There was a very significant development last week in the case of Paul Chambers, whose ill-conceived joke on Twitter about blowing up an airport resulted in a criminal investigation, an arrest, a charge, and a decision to prosecute by the Crown Prosecution Service.
Mr Chambers has now switched his plea to Not Guilty, thus forcing the CPS to prove that he has committed an offence.
By way of background, you may recall Mr Chambers pleaded Guilty at Doncaster Magistrates Court last month.
You may also recall that in posts on my Bad Law column and also here on Jack of Kent, I was able to establish that Mr Chambers was being prosecuted for an offence for which he was not arrested, as the CPS had decided (rightly) that there was insufficient evidence for the specific bomb hoax offence under the Criminal Law Act 1977.
Instead, the CPS took, in my view, the misconceived decision to prosecute under section 127 of the Communications Act 2003:
"A person is guilty of an offence if he...sends by means of a public electronic communications network a message or other matter that is...of [a]...menacing character."
I think this was misconceived for three reasons.
First, the whole process reeked of the CPS deciding that a prosecution was in the public interest and then looking around for an offence - any offence - under which to prosecute. I even wonder if it was to prevent some embarrassment.
Second, the section 127 offence in respect of "menace" (it can also be used for grossly offensive, indecent, or obscene messages) is rarely used; indeed, there is no reported case law. Even the CPS's own guidance on section 127 recommends that the 1977 Act is to be preferred for supposed bomb hoaxes. And problems can easily occur when an unfamiliar offence is prosecuted.
Third, the section 127 offence still clearly required evidence of an intention to menace; this could be inferred from the House of Lords 2006 case of Collins in respect of offensive messages.
So I wrote in Bad Law:
"Presumably the “menacing” element of section 127(1) would be treated in a similar way [to Collins]....the offence surely still required Paul Chambers to have intended the message to be menacing to whom it related or be aware that it may be taken to be so."
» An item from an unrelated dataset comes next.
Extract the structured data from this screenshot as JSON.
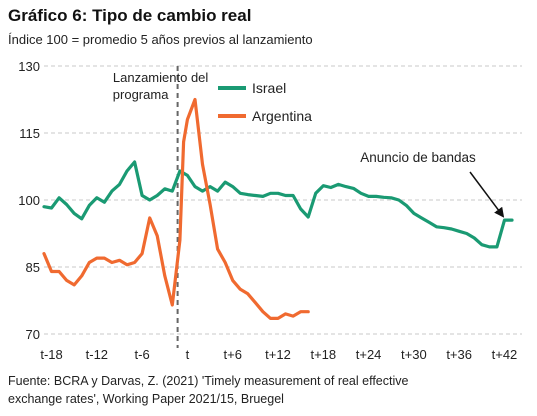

Accordingly, I warned an injustice was occurring.
I now understand that, partly because of my blogposts, a sequence of events led to the case taking a new and more encouraging turn.
Last week, after a couple of adjournments, an application was made for the "Guilty" plea to be vacated. Such applications are exceptional.
The district judge accepted the application. This is even more exceptional.
I understand that the reason was for the court to be able to re-consider the required intention. It would seem that those involved in the original prosecution had assumed the offence was strict liability and proceeded on that basis.
But the district judge now wants to hear argument as to the required intention for the offence to be committed.
In my view, following Collins, there is a clear requirement for the prosecution to prove intention of menace.
If so, then it would appear to me that the CPS are perhaps now in a difficult position.
According to the BBC report, the CPS said at the first trial:
"[Mr Chambers] admitted posting the message into the public domain but never intended the message to be received by the airport or for them to take it seriously."
And, in a response to a question in my Bad Law column, the CPS press office stated:
“A more serious charge under section 51 Criminal Law Act 1977 was considered but was not felt to be appropriate as there was no evidence that he intended to induce in the recipient a false belief there really was a bomb.”
Either of these statements - in my view - would tend to go against any attempt by the CPS to now show sufficient intention of menace for the section 127 offence to be prosecuted.
However, one can not be certain; and it is entirely a matter for the court.
We shall find out in May what happens when legal argument is due to be heard.
It may be that the court holds it is indeed a strict liability offence; or that it holds that the prosecution has shown sufficient intention on the part of Mr Chambers.
One can never predict what a judge will do.
As for the vacation of the guilty plea, it is of course nice to feel that any blogpost has some practical effect.
I hope the vacation of the plea works out and that, in the event of a conviction, Mr Chambers is not worse off than if he had maintained his plea of guilty.
However, it would have been far nicer if the South Yorkshire Police and the CPS had not, in my opinion, over-reacted to a (bad) joke on Twitter, which itself caused no direct inconvenience.
Of course, bomb hoaxes should not be taken lightly; that is the reason why Parliament legislated for a specific offence.
But once it was clear that there could not be a successful prosecution under the 1977 Act, the case should have simply stopped there.
It surely would have been in the public interest.